Het beleid voor de landschappelijke kwaliteit is erop gericht de diversiteit te bewaren en het karakteristieke van dit landschap, onder meer de randen en linten, zichtbaar te houden. Ontwikkelingen in het landschap, van welke aard ook, moeten bijdragen aan de kwaliteit. Zowel in de provinciale Omgevingsvisie (zie paragraaf 4.2.1.3) als in de gemeentelijke Omgevingsvisie (zie paragraaf 4.3.1) en groenstructuurvisie (zie paragraaf 4.3.4) is de hoofdgroenstructuur vastgelegd. Deze structuren zijn van bijzondere waarde voor de gemeente en worden daarom beschermd en ontwikkeld. Voor het buitengebied zijn een aantal structuren en de verbindingen met de buurtgroenstructuur van belang. - Natuur
Bestaande natuur wordt beschermd. Daarbij wordt aangesloten op het Gelders Natuurnetwerk (GNN) en de Groene Ontwikkelingszone (GO) zoals weergegeven in de provinciale Omgevingsvisie (zie paragraaf 4.2.1.3) en Omgevingsverordening (zie paragraaf 4.2.2). De biodiversiteit en ecologische waarden worden behouden en waar mogelijk versterkt. Natuurontwikkeling draagt daar aan bij maar mag geen exclusief karakter krijgen. Particulier natuur- en landschapsbeheer wordt gestimuleerd.

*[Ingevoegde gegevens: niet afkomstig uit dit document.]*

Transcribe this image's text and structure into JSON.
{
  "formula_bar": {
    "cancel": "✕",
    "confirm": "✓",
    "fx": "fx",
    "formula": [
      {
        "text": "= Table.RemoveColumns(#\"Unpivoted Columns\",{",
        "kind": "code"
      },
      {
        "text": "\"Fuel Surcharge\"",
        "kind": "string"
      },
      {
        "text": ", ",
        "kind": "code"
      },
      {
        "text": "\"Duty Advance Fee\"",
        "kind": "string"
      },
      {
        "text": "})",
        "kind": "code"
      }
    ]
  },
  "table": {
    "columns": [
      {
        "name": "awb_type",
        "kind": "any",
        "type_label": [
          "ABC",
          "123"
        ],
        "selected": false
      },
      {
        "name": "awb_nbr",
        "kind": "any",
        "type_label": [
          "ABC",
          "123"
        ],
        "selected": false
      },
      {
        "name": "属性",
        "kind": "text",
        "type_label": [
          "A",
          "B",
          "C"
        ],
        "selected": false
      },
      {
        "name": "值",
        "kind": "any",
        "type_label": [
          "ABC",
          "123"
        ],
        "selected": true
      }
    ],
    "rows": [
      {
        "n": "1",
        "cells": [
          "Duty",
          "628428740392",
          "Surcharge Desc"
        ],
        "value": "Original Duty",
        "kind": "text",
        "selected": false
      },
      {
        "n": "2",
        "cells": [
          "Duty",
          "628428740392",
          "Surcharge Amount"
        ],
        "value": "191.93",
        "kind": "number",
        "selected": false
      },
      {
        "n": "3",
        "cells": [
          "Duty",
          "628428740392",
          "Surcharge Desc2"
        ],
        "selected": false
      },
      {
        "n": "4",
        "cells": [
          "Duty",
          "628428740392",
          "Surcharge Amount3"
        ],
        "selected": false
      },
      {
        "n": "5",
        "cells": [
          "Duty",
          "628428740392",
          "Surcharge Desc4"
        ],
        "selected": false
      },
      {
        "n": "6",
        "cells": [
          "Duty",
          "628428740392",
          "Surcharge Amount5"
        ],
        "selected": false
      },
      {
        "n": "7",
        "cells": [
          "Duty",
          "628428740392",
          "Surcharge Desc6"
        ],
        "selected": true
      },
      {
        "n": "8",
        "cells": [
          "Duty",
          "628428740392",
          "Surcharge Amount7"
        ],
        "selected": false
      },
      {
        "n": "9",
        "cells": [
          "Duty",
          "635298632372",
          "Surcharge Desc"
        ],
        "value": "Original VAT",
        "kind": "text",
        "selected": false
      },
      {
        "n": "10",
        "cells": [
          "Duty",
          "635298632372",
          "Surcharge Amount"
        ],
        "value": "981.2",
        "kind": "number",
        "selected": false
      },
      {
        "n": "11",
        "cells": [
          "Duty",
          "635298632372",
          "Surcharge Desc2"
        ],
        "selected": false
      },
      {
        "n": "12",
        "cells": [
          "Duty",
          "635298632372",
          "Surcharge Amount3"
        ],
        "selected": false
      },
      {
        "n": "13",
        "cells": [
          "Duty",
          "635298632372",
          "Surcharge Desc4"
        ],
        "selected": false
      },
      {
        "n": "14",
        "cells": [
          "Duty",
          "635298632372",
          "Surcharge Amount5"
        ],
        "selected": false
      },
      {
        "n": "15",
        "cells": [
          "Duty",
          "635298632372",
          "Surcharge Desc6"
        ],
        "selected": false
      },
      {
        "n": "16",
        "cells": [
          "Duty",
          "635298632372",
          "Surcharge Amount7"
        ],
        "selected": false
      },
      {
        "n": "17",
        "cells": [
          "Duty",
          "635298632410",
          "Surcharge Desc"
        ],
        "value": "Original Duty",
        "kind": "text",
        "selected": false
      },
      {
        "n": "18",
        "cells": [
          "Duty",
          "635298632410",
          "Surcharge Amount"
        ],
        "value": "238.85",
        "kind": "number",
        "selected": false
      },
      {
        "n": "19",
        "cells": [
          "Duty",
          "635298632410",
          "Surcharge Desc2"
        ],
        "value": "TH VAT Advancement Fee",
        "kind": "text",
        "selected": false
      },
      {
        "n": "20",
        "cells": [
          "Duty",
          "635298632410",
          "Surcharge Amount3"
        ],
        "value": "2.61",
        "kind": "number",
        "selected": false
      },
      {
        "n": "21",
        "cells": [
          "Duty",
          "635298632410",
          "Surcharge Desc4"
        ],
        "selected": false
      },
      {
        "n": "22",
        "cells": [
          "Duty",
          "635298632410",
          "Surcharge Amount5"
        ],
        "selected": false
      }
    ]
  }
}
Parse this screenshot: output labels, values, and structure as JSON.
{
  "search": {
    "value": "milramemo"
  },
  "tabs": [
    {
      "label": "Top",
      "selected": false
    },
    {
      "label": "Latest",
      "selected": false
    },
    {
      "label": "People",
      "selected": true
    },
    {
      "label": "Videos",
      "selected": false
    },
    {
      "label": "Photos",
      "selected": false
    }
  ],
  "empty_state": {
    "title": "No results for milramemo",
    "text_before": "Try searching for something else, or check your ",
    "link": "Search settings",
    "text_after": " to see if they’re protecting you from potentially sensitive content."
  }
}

Economische ontwikkelingen in of in de directe nabijheid van natuur zijn onder voorwaarden mogelijk. Dit geldt ook voor recreatie in natuurgebieden. Vanwege de aanwezigheid van de steenmarter is er voor deze beschermde diersoort een speciaal Beleidsplan steenmarters (2015). - Landbouw
Landbouw is een belangrijke drager van het landschap. Het gebruik door boerenbedrijven staat centraal en bepaalt mede het landschap. Veel agrarische bedrijven hebben nevenfuncties in de recreatieve sector of het natuur- en landschapsbeheer.
In het poldergebied krijgt de landbouwsector binnen bepaalde grenzen zoveel mogelijk ruimte voor agrarische bedrijfsontwikkeling. In de uiterwaarden wordt ingezet op verbreding van de landbouw. De gemeente juicht innovatie en verduurzaming van (multifunctionele) landbouwbedrijven toe. Op plaatsen waar het landschap beperkingen oplegt aan de sector, bestaan kansen voor verbreding. Ook buiten de agrarische bedrijfsvoering. - Cultuurhistorie
De aanwezige cultuurhistorische waarden in het buitengebied worden behouden en waar mogelijk versterkt. De gemeente zet in op een grotere beleefbaarheid van de cultuurhistorische waarden als kader van de landschappelijke kwaliteit. Historisch erfgoed en linten of lijnen met cultuurhistorische waarde moeten toegankelijker en meer beleefbaar worden. Bovendien is ook economische duurzaamheid belangrijk voor het uiteindelijke behoud van cultuurhistorische waarden.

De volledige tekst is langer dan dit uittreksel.